Wednesday, February 20, 2013

Framework for My Semester

"Maturing the Elementary." Linoleum Relief Print.

Purposes of my program a.k.a. the way I will be living:


1. To provide contemporary American students – whose lives are lived largely after or without tradition – a vivid experience of tradition in art, spirituality and worship, and civic life.

2. To inspire young people of faith to re-connect with the artistic, cultural and spiritual traditions of the past, neither in a mood of nostalgia nor in a mode of academic dispassion, but to foster a creative response to the past in order to shape a humane future in the arts and culture.

3. To establish a workshop environment that invites collaboration between teacher and student, fostering a community of makers and learners answerable to one another.

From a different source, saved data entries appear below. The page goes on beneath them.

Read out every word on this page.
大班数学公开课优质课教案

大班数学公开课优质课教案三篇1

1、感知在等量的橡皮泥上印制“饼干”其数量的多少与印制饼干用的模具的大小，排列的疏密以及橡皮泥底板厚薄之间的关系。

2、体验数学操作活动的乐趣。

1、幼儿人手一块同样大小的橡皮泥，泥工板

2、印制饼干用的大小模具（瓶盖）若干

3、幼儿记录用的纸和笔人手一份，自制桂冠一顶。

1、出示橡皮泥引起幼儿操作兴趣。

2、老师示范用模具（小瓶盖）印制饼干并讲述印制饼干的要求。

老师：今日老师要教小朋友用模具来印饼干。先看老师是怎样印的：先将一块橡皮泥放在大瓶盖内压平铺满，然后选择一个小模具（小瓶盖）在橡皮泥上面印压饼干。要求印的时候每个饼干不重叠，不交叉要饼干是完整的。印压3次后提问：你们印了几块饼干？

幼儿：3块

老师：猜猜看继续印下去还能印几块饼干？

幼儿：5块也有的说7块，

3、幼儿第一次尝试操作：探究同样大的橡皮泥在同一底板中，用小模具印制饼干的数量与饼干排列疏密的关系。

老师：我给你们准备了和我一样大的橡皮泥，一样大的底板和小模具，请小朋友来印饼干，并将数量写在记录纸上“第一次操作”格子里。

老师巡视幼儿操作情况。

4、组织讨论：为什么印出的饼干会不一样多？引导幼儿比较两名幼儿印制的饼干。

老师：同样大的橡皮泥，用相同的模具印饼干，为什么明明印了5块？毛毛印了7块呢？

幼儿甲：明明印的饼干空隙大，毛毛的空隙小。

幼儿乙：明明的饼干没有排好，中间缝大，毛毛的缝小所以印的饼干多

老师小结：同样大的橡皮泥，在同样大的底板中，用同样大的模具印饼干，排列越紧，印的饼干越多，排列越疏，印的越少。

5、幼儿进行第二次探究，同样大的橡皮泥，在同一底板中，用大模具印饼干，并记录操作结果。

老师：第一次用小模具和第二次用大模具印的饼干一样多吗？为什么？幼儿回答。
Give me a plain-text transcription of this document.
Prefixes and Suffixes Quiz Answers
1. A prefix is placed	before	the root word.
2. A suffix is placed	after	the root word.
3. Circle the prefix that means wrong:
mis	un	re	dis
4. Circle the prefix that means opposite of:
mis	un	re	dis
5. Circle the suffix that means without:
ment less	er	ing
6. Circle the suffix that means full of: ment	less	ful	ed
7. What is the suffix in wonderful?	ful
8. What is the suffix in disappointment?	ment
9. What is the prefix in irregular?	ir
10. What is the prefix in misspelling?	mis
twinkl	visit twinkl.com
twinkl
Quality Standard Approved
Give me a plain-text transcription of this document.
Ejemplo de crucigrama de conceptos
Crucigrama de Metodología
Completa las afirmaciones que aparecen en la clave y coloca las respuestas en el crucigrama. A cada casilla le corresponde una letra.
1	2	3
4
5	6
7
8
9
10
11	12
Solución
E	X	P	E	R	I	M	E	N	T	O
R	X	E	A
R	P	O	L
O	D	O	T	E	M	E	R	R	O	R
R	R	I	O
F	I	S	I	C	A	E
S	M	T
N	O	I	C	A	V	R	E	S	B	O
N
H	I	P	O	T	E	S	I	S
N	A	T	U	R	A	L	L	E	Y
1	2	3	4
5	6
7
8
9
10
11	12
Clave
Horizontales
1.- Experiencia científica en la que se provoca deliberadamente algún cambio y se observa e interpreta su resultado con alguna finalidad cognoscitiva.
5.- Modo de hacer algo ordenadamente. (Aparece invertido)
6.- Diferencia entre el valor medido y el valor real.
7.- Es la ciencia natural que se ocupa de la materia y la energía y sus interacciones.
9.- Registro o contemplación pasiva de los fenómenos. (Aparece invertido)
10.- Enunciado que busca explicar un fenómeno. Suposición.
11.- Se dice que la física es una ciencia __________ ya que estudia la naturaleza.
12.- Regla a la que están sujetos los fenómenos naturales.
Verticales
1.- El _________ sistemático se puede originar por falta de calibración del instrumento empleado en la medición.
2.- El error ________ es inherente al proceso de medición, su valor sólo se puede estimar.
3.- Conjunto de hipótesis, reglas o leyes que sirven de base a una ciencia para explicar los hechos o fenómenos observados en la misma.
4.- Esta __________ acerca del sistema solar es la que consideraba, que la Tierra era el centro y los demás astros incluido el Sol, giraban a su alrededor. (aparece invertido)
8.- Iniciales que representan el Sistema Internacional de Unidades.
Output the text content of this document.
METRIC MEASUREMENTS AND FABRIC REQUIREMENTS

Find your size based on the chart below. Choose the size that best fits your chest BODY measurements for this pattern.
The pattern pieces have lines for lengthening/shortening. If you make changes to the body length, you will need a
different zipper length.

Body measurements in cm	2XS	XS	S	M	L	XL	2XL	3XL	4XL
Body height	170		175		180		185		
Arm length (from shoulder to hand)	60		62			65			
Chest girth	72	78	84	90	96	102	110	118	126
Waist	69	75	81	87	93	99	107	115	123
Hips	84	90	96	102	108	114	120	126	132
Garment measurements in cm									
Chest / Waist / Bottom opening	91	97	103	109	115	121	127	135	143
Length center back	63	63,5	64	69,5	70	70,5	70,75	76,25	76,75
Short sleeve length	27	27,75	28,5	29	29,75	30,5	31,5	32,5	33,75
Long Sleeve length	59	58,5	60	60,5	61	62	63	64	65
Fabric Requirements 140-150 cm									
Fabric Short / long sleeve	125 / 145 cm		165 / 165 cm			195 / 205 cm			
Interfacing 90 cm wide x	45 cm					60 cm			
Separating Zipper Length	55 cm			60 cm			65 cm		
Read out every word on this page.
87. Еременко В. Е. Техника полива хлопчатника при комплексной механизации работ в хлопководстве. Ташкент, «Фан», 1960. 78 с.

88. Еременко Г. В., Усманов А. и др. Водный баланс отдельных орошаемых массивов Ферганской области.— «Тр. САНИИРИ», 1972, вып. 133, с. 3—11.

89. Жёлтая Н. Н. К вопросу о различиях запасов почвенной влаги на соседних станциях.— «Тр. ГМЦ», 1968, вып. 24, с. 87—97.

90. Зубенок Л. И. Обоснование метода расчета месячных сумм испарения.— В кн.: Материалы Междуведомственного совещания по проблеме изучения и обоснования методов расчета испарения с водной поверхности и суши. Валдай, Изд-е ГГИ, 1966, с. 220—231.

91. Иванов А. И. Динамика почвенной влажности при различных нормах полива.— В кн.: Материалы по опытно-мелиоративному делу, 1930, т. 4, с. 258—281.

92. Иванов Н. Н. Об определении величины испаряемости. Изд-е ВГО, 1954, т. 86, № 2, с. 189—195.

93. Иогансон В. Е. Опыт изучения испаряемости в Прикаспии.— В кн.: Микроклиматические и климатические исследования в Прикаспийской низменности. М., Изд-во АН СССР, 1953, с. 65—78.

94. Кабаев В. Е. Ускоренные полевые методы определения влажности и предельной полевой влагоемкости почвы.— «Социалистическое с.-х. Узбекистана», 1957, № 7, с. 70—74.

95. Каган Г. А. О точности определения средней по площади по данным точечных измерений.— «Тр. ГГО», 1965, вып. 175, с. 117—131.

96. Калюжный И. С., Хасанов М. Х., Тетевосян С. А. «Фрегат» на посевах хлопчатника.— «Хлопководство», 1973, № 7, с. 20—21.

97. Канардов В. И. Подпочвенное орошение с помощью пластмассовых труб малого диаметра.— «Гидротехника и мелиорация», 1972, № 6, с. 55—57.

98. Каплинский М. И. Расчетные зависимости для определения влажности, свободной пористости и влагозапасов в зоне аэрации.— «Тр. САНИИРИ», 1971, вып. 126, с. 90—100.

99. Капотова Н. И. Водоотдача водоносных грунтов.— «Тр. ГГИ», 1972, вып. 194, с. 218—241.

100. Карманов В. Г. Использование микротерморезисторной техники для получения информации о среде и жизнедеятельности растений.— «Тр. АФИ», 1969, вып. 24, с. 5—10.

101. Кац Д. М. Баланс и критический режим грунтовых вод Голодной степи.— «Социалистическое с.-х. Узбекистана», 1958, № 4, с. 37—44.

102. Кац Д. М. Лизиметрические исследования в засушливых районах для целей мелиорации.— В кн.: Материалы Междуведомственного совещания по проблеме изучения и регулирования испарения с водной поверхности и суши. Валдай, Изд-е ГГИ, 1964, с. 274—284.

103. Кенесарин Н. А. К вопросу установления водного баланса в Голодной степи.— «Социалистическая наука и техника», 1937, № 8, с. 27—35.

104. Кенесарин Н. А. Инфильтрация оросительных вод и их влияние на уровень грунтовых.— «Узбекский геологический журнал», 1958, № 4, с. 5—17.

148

4. To give students an experience of rhythms of life slower and simpler and more embodied than the forms of contemporary American life by dining together, encouraging sustained conversation, experiencing the traditional liturgies of religious life and civic celebrations, living more closely to the earth in the midst of vineyards and olive groves, and by trading the automobile for the foot.

Such purposes may make Gordon IN Orvieto appear to be hopelessly old fashioned. We believe, rather, that the program’s vision may prove to represent a counter-cultural avant-garde, addressing hungers that people feel deep inside without fully recognizing them. We hope that our program in Orvieto can be radical – going to the roots -- pruning back unconstrained foliage to nourish the roots of being human: namely, an incarnational mode of human being that can touch the spiritual in the material, that can hear and see the invisible things of God in the visible things of God’s creation, that can sing with Saint Francis

Thursday, February 7, 2013

Waiting for the Clouds to Break



"Some days in late August at home are like this, the air thin and eager like this, with something in it sad and nostalgic and familiar." -William Faulker, The Sound and the Fury

Now and Not yet. North and South. Familiar and New. Simple and Complex. Childhood and Adulthood. Comfort and Risk. Rest and Work. Expectations and Reality. Holding on and Letting go. 

It's all in the air, and I'm just waiting for the clouds to finally break so that my next big adventure will unfold. 

Two weeks till I arrive in my new home in Orvieto, Italy.